Черт, потребовалась каждая унция сдержанности, чтобы не броситься в его объятия. Я хотела, чтобы он обнял меня, но не хотела выглядеть слабой. Хотя, наверное, было уже слишком поздно. В Лас-Вегасе я совершенно потеряла голову. Образ матери выворачивал меня изнутри, заставлял чувствовать себя маленькой девочкой. Она так сильно изменилась за эти годы, с тех пор как папа больше не платил за ее косметические процедуры, и она работала дешевой шлюхой, но мой разум вернул прошлые образы.
— И что мне теперь делать? — тихо спросила я, придвигаясь к нему поближе.

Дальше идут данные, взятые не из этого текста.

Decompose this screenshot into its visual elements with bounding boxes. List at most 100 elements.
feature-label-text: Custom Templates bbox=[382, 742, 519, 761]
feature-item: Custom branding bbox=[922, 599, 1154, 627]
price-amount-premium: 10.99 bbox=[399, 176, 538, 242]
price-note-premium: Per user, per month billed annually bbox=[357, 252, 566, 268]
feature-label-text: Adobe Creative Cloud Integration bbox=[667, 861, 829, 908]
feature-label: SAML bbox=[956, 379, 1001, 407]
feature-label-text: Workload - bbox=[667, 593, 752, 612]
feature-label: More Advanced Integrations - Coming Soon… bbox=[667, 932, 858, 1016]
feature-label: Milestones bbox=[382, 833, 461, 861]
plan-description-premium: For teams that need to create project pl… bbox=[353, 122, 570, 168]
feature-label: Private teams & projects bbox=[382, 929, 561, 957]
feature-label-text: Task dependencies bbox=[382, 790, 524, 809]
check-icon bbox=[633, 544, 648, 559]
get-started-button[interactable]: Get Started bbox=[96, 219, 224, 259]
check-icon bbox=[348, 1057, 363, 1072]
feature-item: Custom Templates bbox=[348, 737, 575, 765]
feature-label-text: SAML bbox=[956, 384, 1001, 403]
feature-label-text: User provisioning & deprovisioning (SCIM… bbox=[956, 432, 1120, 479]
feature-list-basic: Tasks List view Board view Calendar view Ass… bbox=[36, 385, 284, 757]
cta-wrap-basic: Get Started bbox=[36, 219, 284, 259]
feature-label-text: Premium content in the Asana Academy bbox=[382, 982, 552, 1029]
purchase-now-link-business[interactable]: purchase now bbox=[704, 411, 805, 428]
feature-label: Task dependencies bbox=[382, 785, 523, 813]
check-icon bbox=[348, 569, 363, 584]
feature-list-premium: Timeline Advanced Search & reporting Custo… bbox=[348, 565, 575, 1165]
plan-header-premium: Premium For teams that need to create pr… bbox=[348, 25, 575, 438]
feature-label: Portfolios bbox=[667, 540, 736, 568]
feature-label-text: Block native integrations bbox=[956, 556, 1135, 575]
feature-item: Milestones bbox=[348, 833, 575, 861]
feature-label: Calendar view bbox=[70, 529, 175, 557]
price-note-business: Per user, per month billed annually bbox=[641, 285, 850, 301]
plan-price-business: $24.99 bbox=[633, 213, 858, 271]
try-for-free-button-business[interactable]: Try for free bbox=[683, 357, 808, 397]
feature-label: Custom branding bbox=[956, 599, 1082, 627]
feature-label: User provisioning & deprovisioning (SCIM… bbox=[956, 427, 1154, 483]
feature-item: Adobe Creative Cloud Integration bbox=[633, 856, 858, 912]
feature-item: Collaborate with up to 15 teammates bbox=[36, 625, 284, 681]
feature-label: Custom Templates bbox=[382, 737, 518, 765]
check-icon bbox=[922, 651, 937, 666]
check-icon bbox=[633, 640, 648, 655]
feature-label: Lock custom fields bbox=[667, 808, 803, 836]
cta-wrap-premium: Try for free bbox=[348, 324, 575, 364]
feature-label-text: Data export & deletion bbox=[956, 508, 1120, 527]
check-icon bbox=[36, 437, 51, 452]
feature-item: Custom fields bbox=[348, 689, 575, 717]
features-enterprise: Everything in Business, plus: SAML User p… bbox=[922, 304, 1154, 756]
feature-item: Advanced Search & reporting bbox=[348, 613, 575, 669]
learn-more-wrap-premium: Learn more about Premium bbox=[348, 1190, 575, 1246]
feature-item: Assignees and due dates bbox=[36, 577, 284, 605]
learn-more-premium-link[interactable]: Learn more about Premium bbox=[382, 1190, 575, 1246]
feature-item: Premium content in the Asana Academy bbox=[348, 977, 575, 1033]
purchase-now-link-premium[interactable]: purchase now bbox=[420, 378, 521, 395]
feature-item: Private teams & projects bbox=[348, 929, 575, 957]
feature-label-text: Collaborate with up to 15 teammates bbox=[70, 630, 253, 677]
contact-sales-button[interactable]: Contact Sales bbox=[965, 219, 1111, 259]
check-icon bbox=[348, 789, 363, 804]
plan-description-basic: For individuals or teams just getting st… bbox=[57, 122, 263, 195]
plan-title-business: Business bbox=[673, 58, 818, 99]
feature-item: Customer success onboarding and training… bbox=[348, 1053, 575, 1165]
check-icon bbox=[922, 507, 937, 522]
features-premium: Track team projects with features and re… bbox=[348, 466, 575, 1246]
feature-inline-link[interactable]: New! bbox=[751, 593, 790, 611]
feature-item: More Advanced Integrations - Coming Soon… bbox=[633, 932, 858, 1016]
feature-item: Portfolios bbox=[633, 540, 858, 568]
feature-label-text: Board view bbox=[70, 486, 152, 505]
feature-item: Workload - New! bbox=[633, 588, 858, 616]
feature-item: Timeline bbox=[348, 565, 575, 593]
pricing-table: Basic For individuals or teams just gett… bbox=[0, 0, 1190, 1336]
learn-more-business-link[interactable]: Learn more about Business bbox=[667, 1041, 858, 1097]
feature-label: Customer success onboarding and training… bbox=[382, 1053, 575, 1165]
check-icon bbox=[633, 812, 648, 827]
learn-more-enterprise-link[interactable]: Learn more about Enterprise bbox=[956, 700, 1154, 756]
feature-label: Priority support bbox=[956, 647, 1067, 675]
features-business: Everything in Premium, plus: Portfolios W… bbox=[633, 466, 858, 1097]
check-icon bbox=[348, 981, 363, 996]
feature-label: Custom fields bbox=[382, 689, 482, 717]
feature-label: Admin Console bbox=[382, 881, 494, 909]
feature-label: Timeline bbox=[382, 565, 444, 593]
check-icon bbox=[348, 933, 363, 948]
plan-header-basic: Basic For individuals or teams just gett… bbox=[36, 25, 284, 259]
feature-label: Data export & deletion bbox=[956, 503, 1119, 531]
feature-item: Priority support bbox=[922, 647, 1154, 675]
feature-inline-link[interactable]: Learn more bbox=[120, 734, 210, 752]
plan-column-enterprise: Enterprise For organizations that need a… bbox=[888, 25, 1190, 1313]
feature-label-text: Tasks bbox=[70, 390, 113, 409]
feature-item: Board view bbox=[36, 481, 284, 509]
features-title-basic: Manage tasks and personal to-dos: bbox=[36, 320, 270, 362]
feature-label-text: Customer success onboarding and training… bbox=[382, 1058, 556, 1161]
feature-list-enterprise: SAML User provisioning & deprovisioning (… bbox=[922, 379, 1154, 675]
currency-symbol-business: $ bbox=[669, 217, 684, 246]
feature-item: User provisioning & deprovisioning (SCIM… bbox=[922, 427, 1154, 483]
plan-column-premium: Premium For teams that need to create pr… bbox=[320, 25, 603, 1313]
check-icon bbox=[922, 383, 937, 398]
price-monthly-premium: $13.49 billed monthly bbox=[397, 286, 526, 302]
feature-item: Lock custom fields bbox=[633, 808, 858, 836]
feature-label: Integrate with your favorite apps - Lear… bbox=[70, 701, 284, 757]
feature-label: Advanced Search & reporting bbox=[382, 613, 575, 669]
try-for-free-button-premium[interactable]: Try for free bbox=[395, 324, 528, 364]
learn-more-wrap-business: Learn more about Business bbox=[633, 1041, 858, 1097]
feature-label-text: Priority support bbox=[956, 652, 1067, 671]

— Что бы это ни было, я всегда рядом, но ты не нуждаешься в наркотиках, Динара.
— Ты не знаешь, в чем я нуждаюсь. Ты не можешь. Не раньше, чем не проживешь то, что пережила я. Единственное, что заставляет боль на время уйти, это наркотики.
— Так не должно быть.
Он был прав. Я слишком упорно боролась, чтобы добраться туда, где была сейчас. Адамо коснулся моей щеки, и я прижалась к нему.
— Мы придумаем, как тебе пройти через это дерьмо. Вместе.
Я кивнула.
— Вместе.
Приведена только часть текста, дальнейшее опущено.